Good God! MacDougall thought. Not here! Not again!

Then he held up his hand for silence among the Members gathered around him.

"Okay, let's roll," he said.


4:18 p.m.

"My, my," Genevieve stated, leaning against the doorjamb.

"Now I see why women used to go for a uniform."

DeClercq turned from the mirror and gave her a wan smile.

He was dressed in the blue serge of an RCMP Superintendent. "At the present rate of recruitment," he said, "we'll soon have more women in uniform than we do men."

"Well don't you turn the tables and fall for a woman dressed in red serge."

"I won't," he said as the telephone rang.

Together they moved to the living room where DeClercq picked up the receiver.

As she watched him listen, Genevieve saw her husband's face fall apart and his spirit disintegrate. She saw him swallow dryly and his shoulders actually slump. Instinctively she comprehended the news coming over the line. Oh no, not another one. Please don't do this to him.

DeClercq put down the phone. "Don't wait up," he said.


4:53 p.m.

By the time Chartrand reached the murder scene it was swarming with uniformed Members. For a moment even he was surprised—all those years in the Force and here was his first red serge investigation. It certainly gives one a sense of history, he thought as he walked over to the body.

Robert DeClercq looked up from where he was squatting on his knees.
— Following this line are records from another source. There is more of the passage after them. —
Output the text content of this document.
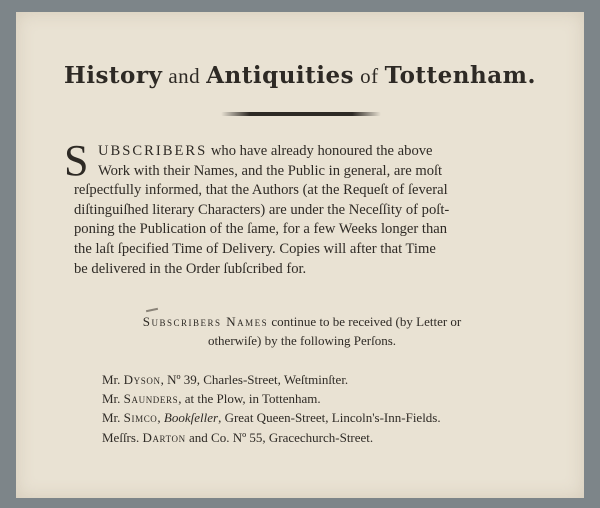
History and Antiquities of Tottenham.
S UBSCRIBERS who have already honoured the above
Work with their Names, and the Public in general, are moſt
reſpectfully informed, that the Authors (at the Requeſt of ſeveral
diſtinguiſhed literary Characters) are under the Neceſſity of poſt-
poning the Publication of the ſame, for a few Weeks longer than
the laſt ſpecified Time of Delivery. Copies will after that Time
be delivered in the Order ſubſcribed for.
Subscribers Names continue to be received (by Letter or
otherwiſe) by the following Perſons.
Mr. Dyson, Nº 39, Charles-Street, Weſtminſter.
Mr. Saunders, at the Plow, in Tottenham.
Mr. Simco, Bookſeller, Great Queen-Street, Lincoln's-Inn-Fields.
Meſſrs. Darton and Co. Nº 55, Gracechurch-Street.
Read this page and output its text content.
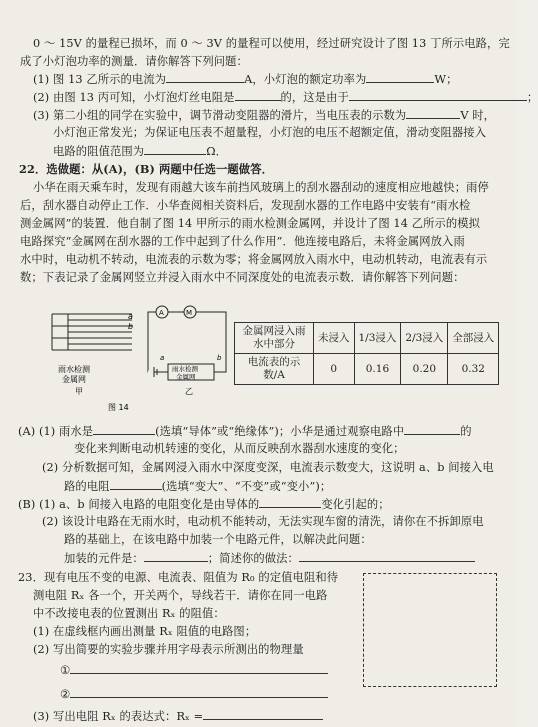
0 ～ 15V 的量程已损坏，而 0 ～ 3V 的量程可以使用，经过研究设计了图 13 丁所示电路，完
成了小灯泡功率的测量．请你解答下列问题：
(1) 图 13 乙所示的电流为	A，小灯泡的额定功率为	W；
(2) 由图 13 丙可知，小灯泡灯丝电阻是	的，这是由于	；
(3) 第二小组的同学在实验中，调节滑动变阻器的滑片，当电压表的示数为	V 时，
小灯泡正常发光；为保证电压表不超量程，小灯泡的电压不超额定值，滑动变阻器接入
电路的阻值范围为	Ω．
22．选做题：从(A)，(B) 两题中任选一题做答．
小华在雨天乘车时，发现有雨越大该车前挡风玻璃上的刮水器刮动的速度相应地越快；雨停
后，刮水器自动停止工作．小华查阅相关资料后，发现刮水器的工作电路中安装有“雨水检
测金属网”的装置．他自制了图 14 甲所示的雨水检测金属网，并设计了图 14 乙所示的模拟
电路探究“金属网在刮水器的工作中起到了什么作用”．他连接电路后，未将金属网放入雨
水中时，电动机不转动，电流表的示数为零；将金属网放入雨水中，电动机转动，电流表有示
数；下表记录了金属网竖立并浸入雨水中不同深度处的电流表示数．请你解答下列问题：
a
b
雨水检测
金属网
甲
A	M
雨水检测
金属网
a	b
乙
图 14
金属网浸入雨水中部分	未浸入	1/3浸入	2/3浸入	全部浸入
电流表的示数/A	0	0.16	0.20	0.32
(A) (1) 雨水是	(选填“导体”或“绝缘体”)；小华是通过观察电路中	的
变化来判断电动机转速的变化，从而反映刮水器刮水速度的变化；
(2) 分析数据可知，金属网浸入雨水中深度变深，电流表示数变大，这说明 a、b 间接入电
路的电阻	(选填“变大”、“不变”或“变小”)；
(B) (1) a、b 间接入电路的电阻变化是由导体的	变化引起的；
(2) 该设计电路在无雨水时，电动机不能转动，无法实现车窗的清洗，请你在不拆卸原电
路的基础上，在该电路中加装一个电路元件，以解决此问题：
加装的元件是：	；简述你的做法：
23．现有电压不变的电源、电流表、阻值为 R₀ 的定值电阻和待
测电阻 Rₓ 各一个，开关两个，导线若干．请你在同一电路
中不改接电表的位置测出 Rₓ 的阻值：
(1) 在虚线框内画出测量 Rₓ 阻值的电路图；
(2) 写出简要的实验步骤并用字母表示所测出的物理量
①
②
(3) 写出电阻 Rₓ 的表达式：Rₓ =
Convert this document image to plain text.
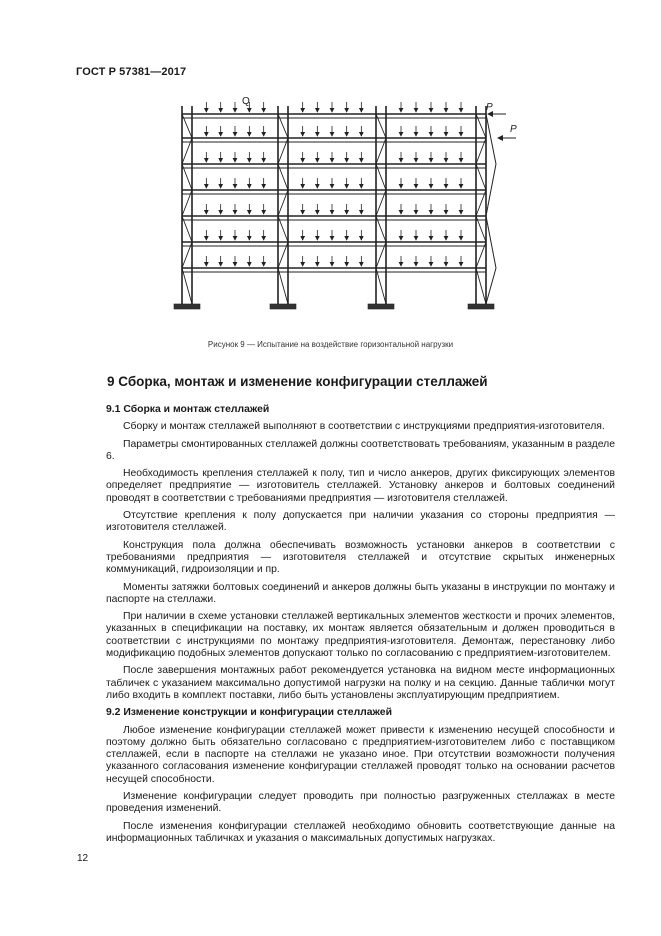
ГОСТ Р 57381—2017
Q
P
P
Рисунок 9 — Испытание на воздействие горизонтальной нагрузки
9 Сборка, монтаж и изменение конфигурации стеллажей
9.1 Сборка и монтаж стеллажей

Сборку и монтаж стеллажей выполняют в соответствии с инструкциями предприятия-изготовителя.

Параметры смонтированных стеллажей должны соответствовать требованиям, указанным в разделе 6.

Необходимость крепления стеллажей к полу, тип и число анкеров, других фиксирующих элементов определяет предприятие — изготовитель стеллажей. Установку анкеров и болтовых соединений проводят в соответствии с требованиями предприятия — изготовителя стеллажей.

Отсутствие крепления к полу допускается при наличии указания со стороны предприятия — изготовителя стеллажей.

Конструкция пола должна обеспечивать возможность установки анкеров в соответствии с требованиями предприятия — изготовителя стеллажей и отсутствие скрытых инженерных коммуникаций, гидроизоляции и пр.

Моменты затяжки болтовых соединений и анкеров должны быть указаны в инструкции по монтажу и паспорте на стеллажи.

При наличии в схеме установки стеллажей вертикальных элементов жесткости и прочих элементов, указанных в спецификации на поставку, их монтаж является обязательным и должен проводиться в соответствии с инструкциями по монтажу предприятия-изготовителя. Демонтаж, перестановку либо модификацию подобных элементов допускают только по согласованию с предприятием-изготовителем.

После завершения монтажных работ рекомендуется установка на видном месте информационных табличек с указанием максимально допустимой нагрузки на полку и на секцию. Данные таблички могут либо входить в комплект поставки, либо быть установлены эксплуатирующим предприятием.

9.2 Изменение конструкции и конфигурации стеллажей

Любое изменение конфигурации стеллажей может привести к изменению несущей способности и поэтому должно быть обязательно согласовано с предприятием-изготовителем либо с поставщиком стеллажей, если в паспорте на стеллажи не указано иное. При отсутствии возможности получения указанного согласования изменение конфигурации стеллажей проводят только на основании расчетов несущей способности.

Изменение конфигурации следует проводить при полностью разгруженных стеллажах в месте проведения изменений.

После изменения конфигурации стеллажей необходимо обновить соответствующие данные на информационных табличках и указания о максимальных допустимых нагрузках.

12
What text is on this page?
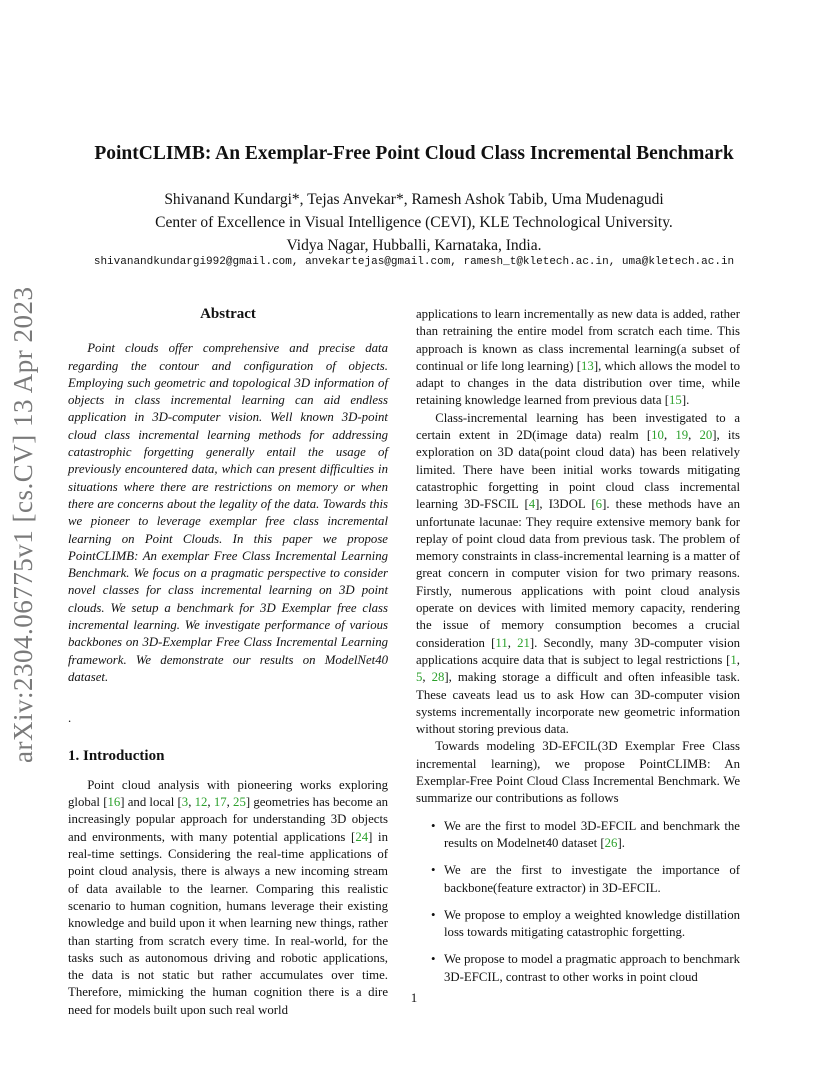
arXiv:2304.06775v1 [cs.CV] 13 Apr 2023
PointCLIMB: An Exemplar-Free Point Cloud Class Incremental Benchmark
Shivanand Kundargi*, Tejas Anvekar*, Ramesh Ashok Tabib, Uma Mudenagudi
Center of Excellence in Visual Intelligence (CEVI), KLE Technological University.
Vidya Nagar, Hubballi, Karnataka, India.
shivanandkundargi992@gmail.com, anvekartejas@gmail.com, ramesh_t@kletech.ac.in, uma@kletech.ac.in
Abstract

Point clouds offer comprehensive and precise data regarding the contour and configuration of objects. Employing such geometric and topological 3D information of objects in class incremental learning can aid endless application in 3D-computer vision. Well known 3D-point cloud class incremental learning methods for addressing catastrophic forgetting generally entail the usage of previously encountered data, which can present difficulties in situations where there are restrictions on memory or when there are concerns about the legality of the data. Towards this we pioneer to leverage exemplar free class incremental learning on Point Clouds. In this paper we propose PointCLIMB: An exemplar Free Class Incremental Learning Benchmark. We focus on a pragmatic perspective to consider novel classes for class incremental learning on 3D point clouds. We setup a benchmark for 3D Exemplar free class incremental learning. We investigate performance of various backbones on 3D-Exemplar Free Class Incremental Learning framework. We demonstrate our results on ModelNet40 dataset.

.

1. Introduction

Point cloud analysis with pioneering works exploring global [16] and local [3, 12, 17, 25] geometries has become an increasingly popular approach for understanding 3D objects and environments, with many potential applications [24] in real-time settings. Considering the real-time applications of point cloud analysis, there is always a new incoming stream of data available to the learner. Comparing this realistic scenario to human cognition, humans leverage their existing knowledge and build upon it when learning new things, rather than starting from scratch every time. In real-world, for the tasks such as autonomous driving and robotic applications, the data is not static but rather accumulates over time. Therefore, mimicking the human cognition there is a dire need for models built upon such real world

applications to learn incrementally as new data is added, rather than retraining the entire model from scratch each time. This approach is known as class incremental learning(a subset of continual or life long learning) [13], which allows the model to adapt to changes in the data distribution over time, while retaining knowledge learned from previous data [15].

Class-incremental learning has been investigated to a certain extent in 2D(image data) realm [10, 19, 20], its exploration on 3D data(point cloud data) has been relatively limited. There have been initial works towards mitigating catastrophic forgetting in point cloud class incremental learning 3D-FSCIL [4], I3DOL [6]. these methods have an unfortunate lacunae: They require extensive memory bank for replay of point cloud data from previous task. The problem of memory constraints in class-incremental learning is a matter of great concern in computer vision for two primary reasons. Firstly, numerous applications with point cloud analysis operate on devices with limited memory capacity, rendering the issue of memory consumption becomes a crucial consideration [11, 21]. Secondly, many 3D-computer vision applications acquire data that is subject to legal restrictions [1, 5, 28], making storage a difficult and often infeasible task. These caveats lead us to ask How can 3D-computer vision systems incrementally incorporate new geometric information without storing previous data.

Towards modeling 3D-EFCIL(3D Exemplar Free Class incremental learning), we propose PointCLIMB: An Exemplar-Free Point Cloud Class Incremental Benchmark. We summarize our contributions as follows

• We are the first to model 3D-EFCIL and benchmark the results on Modelnet40 dataset [26].
• We are the first to investigate the importance of backbone(feature extractor) in 3D-EFCIL.
• We propose to employ a weighted knowledge distillation loss towards mitigating catastrophic forgetting.
• We propose to model a pragmatic approach to benchmark 3D-EFCIL, contrast to other works in point cloud
1
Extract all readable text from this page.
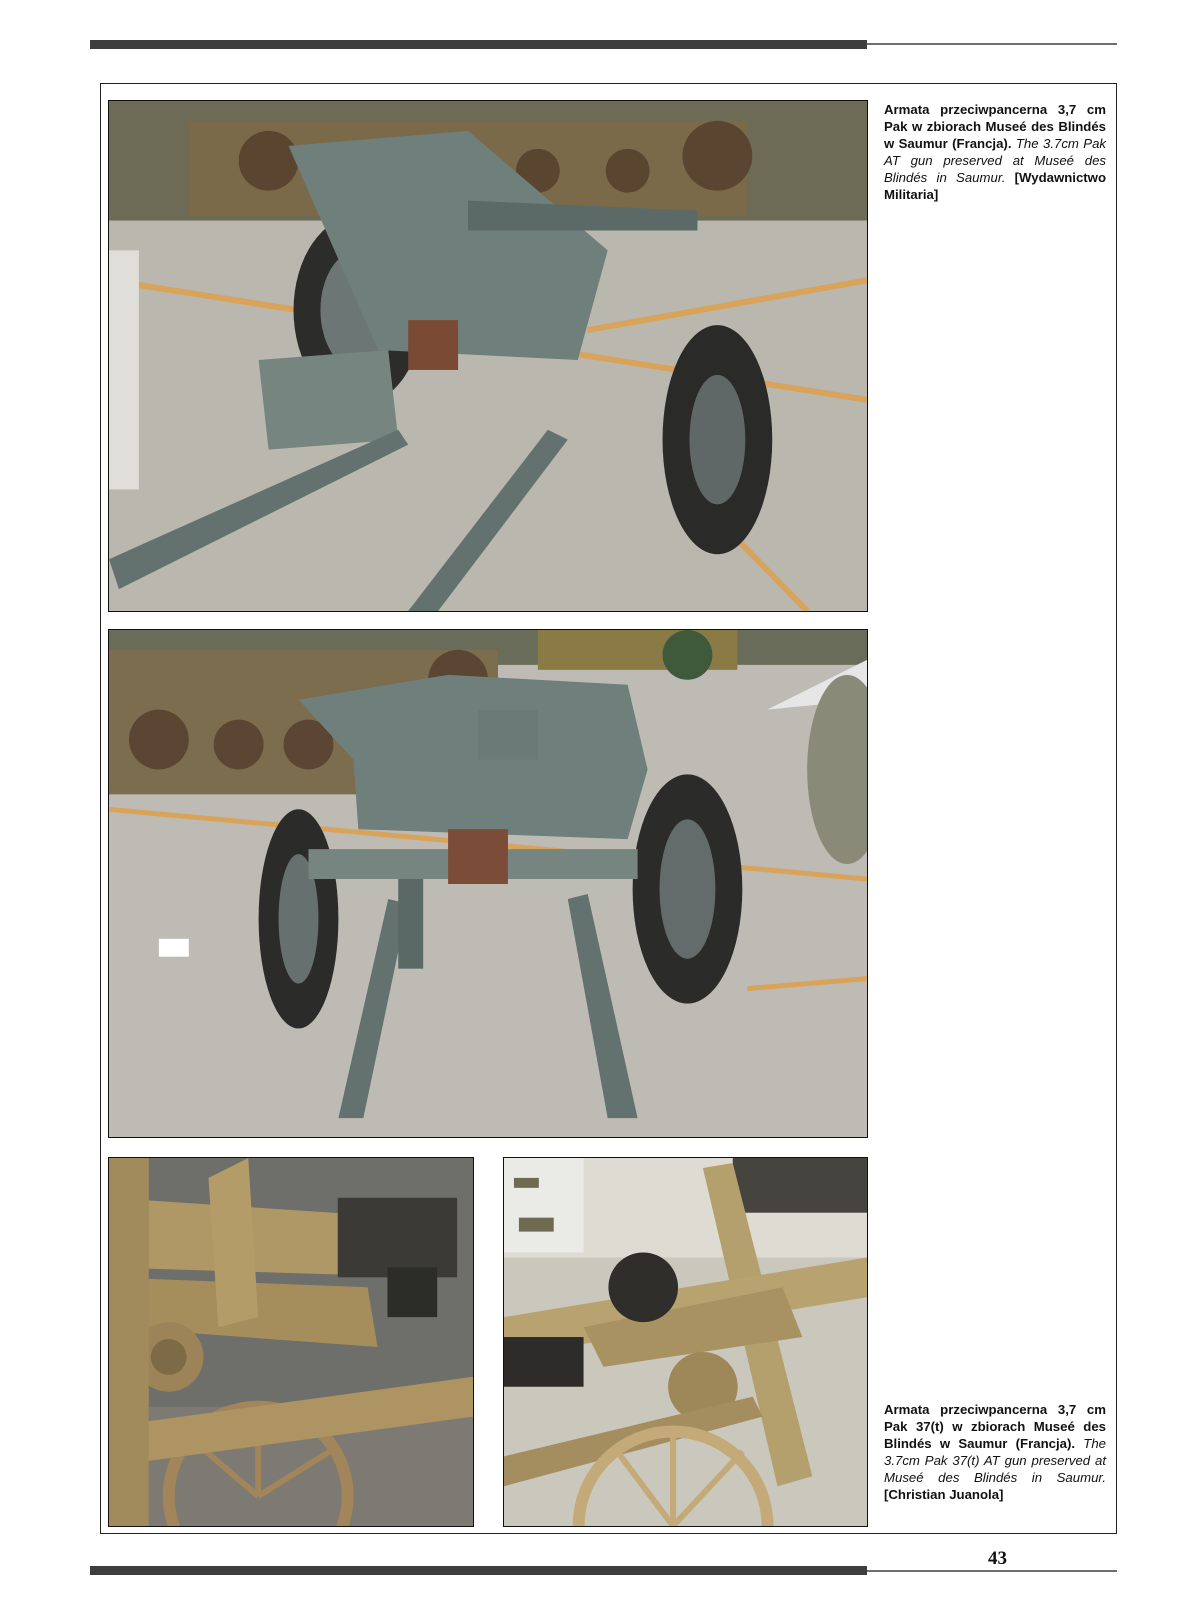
Armata przeciwpancerna 3,7 cm Pak w zbiorach Museé des Blindés w Saumur (Francja). The 3.7cm Pak AT gun preserved at Museé des Blindés in Saumur. [Wydawnictwo Militaria]
Armata przeciwpancerna 3,7 cm Pak 37(t) w zbiorach Museé des Blindés w Saumur (Francja). The 3.7cm Pak 37(t) AT gun preserved at Museé des Blindés in Saumur. [Christian Juanola]
43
"It's a bad one," he said.

It wasn't that Inspector Jack MacDougall was any more hardened than the others, it was just that for him the outrage of the crime had no sexual element. When he looked down at Natasha Wilkes all he saw was the violence.

The woman lay spread-eagled on her back in the snow a yard from the bank of the river. On her feet were a pair of cross-country skis. Her legs were spread apart, the left boot four feet from its partner. The back half of each ski had been rammed vertically into the snow. The clothes on the lower half of the corpse had been ripped to shreds with a knife. Her pubic hair was matted with ice and blood. There was a long slash across her breasts, rending her jacket open. A great deal of blood had stained the snow, particularly in a wide pool circling out from the throat. Rivulets of red were still seeping into the Seymour River where they washed toward the sea. The head was missing.

As MacDougall watched Avacomovitch pick up what had replaced the skull, he thought: DeClercq does not look well.